Savara Inc. (SVRA) experienced a significant regulatory setback as the U.S. Food and Drug Administration (FDA) issued a Refusal to File (RTF) letter for its Biologic License Application (BLA) for Molbreevi, a proposed treatment for autoimmune Pulmonary Alveolar Proteinosis (PAP). The FDA's decision, based on its preliminary review of the March 2025 submission, cited insufficiently complete Chemistry, Manufacturing, and Controls (CMC) data, thereby preventing a substantive review.
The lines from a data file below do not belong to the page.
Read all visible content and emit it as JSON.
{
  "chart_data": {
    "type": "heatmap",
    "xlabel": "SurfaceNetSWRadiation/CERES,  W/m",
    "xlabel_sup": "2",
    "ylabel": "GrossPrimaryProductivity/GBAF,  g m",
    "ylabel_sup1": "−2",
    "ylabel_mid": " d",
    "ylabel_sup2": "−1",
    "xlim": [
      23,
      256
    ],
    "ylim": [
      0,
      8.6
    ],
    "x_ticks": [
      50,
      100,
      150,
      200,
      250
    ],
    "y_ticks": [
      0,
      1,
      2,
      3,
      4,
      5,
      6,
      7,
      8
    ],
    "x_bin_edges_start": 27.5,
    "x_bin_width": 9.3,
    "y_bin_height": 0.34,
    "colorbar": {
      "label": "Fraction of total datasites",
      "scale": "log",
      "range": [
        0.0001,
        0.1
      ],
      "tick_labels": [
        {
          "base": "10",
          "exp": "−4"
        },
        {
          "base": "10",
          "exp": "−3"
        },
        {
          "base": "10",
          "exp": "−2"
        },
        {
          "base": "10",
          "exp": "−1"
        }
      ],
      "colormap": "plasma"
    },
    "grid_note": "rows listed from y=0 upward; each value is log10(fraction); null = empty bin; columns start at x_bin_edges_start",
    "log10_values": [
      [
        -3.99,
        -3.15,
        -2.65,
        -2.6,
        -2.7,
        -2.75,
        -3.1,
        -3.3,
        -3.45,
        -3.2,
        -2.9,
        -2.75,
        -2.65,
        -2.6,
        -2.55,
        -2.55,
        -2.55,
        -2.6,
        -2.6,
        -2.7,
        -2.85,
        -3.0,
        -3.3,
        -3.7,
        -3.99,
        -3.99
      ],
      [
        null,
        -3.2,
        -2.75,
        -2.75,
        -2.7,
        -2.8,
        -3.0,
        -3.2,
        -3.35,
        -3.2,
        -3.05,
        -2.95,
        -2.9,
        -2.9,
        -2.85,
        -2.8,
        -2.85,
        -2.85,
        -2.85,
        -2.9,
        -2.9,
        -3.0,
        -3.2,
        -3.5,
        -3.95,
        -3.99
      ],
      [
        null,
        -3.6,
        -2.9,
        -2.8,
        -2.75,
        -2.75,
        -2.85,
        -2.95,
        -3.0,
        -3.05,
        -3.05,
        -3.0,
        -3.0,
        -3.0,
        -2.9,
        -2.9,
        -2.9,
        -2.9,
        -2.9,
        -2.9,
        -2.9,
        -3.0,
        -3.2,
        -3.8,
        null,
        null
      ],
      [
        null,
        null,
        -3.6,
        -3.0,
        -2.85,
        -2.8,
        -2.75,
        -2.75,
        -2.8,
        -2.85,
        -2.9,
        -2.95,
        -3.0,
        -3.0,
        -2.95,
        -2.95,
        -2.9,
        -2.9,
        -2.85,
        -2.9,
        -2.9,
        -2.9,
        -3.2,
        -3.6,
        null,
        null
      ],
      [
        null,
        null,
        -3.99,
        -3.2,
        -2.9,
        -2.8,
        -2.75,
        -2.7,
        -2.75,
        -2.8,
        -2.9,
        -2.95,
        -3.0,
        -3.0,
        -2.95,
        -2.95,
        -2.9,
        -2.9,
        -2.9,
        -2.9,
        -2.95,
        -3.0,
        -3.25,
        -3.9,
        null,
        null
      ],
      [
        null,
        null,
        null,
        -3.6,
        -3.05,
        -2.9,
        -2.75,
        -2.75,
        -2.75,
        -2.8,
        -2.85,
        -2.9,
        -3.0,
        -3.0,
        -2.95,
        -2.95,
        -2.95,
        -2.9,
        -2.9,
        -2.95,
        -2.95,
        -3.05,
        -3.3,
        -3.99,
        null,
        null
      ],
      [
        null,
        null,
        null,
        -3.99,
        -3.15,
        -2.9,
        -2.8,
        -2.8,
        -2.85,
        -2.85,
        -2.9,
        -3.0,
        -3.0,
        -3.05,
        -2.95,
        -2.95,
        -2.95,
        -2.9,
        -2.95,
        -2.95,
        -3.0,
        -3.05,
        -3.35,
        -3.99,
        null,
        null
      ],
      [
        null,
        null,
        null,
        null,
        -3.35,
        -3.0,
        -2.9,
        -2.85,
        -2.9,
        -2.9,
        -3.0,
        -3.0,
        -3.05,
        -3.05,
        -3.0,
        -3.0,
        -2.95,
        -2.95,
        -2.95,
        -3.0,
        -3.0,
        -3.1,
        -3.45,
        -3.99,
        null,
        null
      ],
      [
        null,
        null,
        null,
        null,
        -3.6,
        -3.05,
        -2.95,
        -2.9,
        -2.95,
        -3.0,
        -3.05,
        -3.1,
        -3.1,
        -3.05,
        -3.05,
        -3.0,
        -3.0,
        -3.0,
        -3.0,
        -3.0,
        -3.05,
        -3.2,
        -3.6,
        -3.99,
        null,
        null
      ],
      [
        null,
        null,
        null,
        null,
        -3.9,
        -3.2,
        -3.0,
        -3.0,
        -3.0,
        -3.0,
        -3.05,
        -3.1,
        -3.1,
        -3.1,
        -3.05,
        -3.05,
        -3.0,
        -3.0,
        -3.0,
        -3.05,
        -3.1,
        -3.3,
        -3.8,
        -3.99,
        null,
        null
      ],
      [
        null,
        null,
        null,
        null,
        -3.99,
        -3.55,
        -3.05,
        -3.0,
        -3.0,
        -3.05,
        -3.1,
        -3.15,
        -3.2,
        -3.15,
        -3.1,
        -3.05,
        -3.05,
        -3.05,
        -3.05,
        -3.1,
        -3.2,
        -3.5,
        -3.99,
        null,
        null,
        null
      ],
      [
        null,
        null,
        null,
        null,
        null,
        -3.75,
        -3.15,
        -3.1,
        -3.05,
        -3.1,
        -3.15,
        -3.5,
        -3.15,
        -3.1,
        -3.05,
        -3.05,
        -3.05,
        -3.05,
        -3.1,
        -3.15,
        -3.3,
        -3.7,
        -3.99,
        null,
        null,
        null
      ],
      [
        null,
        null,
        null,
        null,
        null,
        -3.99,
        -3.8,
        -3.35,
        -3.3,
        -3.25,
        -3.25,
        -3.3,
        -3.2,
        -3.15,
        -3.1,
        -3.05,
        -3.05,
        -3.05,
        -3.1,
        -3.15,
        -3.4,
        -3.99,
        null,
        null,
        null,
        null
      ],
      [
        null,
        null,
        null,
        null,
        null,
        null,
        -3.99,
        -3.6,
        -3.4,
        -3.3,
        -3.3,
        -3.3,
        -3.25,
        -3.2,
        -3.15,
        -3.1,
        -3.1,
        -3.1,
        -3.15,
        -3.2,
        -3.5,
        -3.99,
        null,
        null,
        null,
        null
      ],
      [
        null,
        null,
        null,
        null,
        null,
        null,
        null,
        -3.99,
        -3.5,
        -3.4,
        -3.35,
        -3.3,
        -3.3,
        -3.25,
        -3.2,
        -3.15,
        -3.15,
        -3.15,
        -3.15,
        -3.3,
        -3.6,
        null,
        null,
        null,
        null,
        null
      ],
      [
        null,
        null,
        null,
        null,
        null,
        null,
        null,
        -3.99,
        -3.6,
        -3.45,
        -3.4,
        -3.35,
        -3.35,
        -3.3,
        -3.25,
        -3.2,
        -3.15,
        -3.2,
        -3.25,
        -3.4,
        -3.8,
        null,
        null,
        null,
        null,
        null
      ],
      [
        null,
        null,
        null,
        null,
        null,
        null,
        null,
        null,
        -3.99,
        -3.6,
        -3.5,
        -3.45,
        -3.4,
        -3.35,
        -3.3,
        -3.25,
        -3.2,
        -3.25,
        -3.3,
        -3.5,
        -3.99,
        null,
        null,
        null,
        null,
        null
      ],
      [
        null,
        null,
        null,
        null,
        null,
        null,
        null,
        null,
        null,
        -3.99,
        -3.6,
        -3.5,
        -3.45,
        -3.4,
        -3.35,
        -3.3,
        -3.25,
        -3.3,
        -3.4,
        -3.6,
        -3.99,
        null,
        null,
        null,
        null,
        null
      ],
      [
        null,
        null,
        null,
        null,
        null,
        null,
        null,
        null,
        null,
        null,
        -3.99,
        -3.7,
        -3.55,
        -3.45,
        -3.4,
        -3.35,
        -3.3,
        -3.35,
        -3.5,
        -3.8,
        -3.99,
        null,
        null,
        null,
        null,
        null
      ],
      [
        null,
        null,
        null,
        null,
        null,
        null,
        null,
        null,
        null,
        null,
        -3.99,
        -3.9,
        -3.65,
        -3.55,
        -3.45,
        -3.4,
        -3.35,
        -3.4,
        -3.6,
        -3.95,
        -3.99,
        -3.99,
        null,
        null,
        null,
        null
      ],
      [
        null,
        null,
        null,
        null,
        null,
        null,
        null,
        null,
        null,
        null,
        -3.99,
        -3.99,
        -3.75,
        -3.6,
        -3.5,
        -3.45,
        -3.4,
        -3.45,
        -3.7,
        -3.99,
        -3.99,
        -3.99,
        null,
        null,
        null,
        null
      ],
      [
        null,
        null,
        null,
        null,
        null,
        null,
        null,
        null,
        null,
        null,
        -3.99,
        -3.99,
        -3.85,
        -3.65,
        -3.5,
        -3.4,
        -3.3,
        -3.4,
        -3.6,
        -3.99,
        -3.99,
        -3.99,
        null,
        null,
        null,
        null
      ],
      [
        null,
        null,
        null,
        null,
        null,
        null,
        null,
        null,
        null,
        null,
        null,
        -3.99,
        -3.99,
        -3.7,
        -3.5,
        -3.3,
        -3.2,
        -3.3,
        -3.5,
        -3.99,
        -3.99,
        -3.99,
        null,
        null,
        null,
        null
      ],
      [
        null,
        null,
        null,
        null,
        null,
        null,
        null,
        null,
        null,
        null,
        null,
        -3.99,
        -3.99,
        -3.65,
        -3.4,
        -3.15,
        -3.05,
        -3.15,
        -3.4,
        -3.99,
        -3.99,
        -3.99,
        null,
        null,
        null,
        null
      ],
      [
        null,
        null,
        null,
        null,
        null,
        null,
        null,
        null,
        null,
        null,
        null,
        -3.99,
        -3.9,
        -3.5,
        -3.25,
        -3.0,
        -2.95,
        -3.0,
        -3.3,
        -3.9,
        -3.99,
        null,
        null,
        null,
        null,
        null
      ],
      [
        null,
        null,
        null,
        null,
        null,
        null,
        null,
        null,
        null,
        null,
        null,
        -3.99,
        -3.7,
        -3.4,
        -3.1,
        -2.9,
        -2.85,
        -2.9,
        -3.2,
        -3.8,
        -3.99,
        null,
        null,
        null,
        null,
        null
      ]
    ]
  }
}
Notably, the RTF was not attributed to safety concerns, and the FDA did not request or recommend additional efficacy studies, suggesting the clinical profile of Molbreevi may remain intact. Savara's management has conveyed confidence in addressing the FDA's data requirements, stating the necessary CMC data is currently being generated. The company plans to request a Type A meeting with the FDA within 30 days and aims to resubmit the BLA in the fourth quarter of 2025. This development will invariably delay Molbreevi's potential market entry. Savara also reported progress on establishing a redundant supply chain, with technology transfer to a second-source drug substance contract manufacturer on track for completion in the fall, including completed upstream process performance qualification (PPQ) batches and ongoing downstream PPQ efforts. The market registered a strongly negative reaction to the news, with SVRA stock declining 28.9% to $2.02.